Successful entrepreneurs don’t just focus on mastering the business essentials. They learn how to turn their unique strengths into a competitive advantage.
That was something Jamine Moton learned from an early age. The Jersey girl was always a gifted athlete, excelling as a Division I athlete in both Track & Field and basketball at Clemson University. Her abilities propelled her to the international stage as an alternate member of the US Olympic team for Hammer Throw in 2004. But her size wasn’t just an advantage during competitions. From an early age she found herself gravitating towards the role as a “protector” for her classmates and family members. That brought her into law enforcement, where she built up a career as a bodyguard and as a police sergeant in the Clayton County Police Department.
It was her time in law enforcement that helped her realize there was a fundamental flaw in how we think about security. Today, unprepared and untrained guards are common. The industry is plagued by the “t-shirt security” model, where someone is asked to just put on a t-shirt and be expected to be ready to protect people. That creates a world where both the security guard and the people they are asked to protect are put in unsafe situations, Moton told Hypepotamus.
She started to think about how her unique strengths could be used to improve the world of physical security. She helped launch Skylar Security, an Atlanta-based security company and now a scaling marketplace app.
Moton has built up an impressive team of 300 vetted freelance and full-time security guards in Atlanta. At any given time, well over 60 are working across Atlanta, be it at big events like the Super Bowl or at highly-trafficked offices.
Security Meets Tech
Moton and her team are scaling its physical security company in Atlanta. But it is working to bring its technology to the country.

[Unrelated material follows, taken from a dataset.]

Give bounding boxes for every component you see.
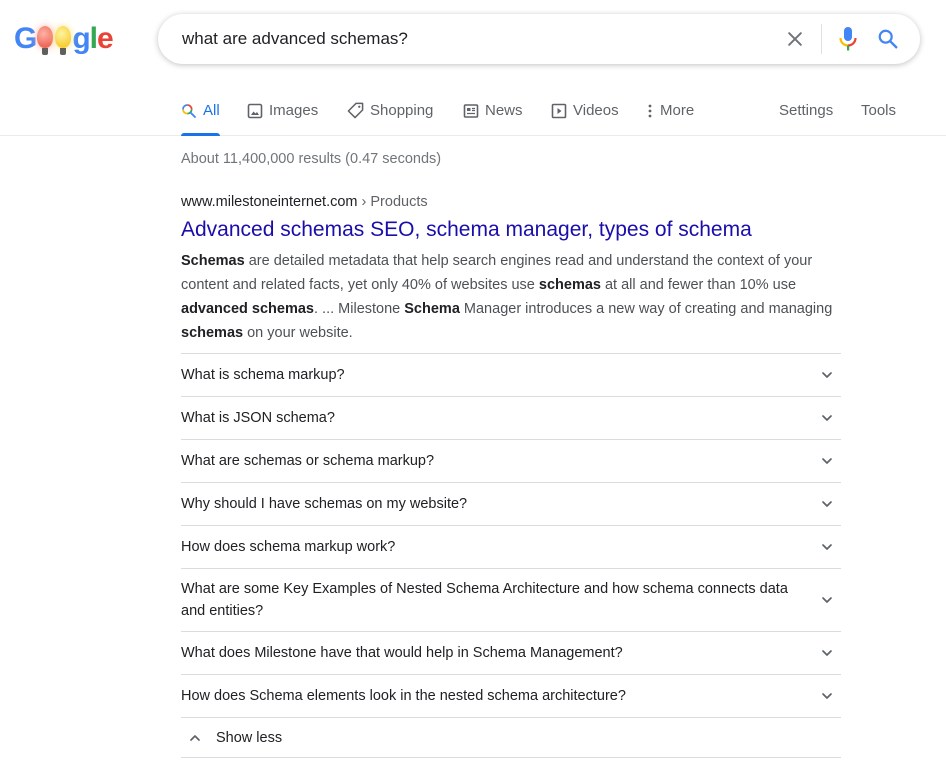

The Skylar Security app is a marketplace that connects security guard companies with vetted security professionals. The app streamlines the onboarding process and helps ensure that every guard shift is staffed.
That is a big change for the traditional security guard world, where no-shows and non-trained staff are often the norm.
It is all about shifting the narrative around what role a security guard plays in a community, added Moton.
“Security is an emotion,” Moton told Hypepotamus. “There is a community responsibility to help people feel safe. It’s not about one person’s agenda or one person’s voice. It’s about the collective being heard and everyone feeling comfortable speaking up about what needs to happen in our community.”
As an athlete-turned-entrepreneur, Moton has leveraged the community in order to grow her skills as a tech CEO. She said that Atlanta’s LaunchPad2x, The Women Entrepreneurship Initiative, and Goldman Sachs 10,000 Small Businesses Ambassador & Alumus group have all played a part in scaling Skylar. She is now helping other entrepreneurs scale and grow by supporting the Georgia State’s Main Street Entrepreneurs Seed Fund.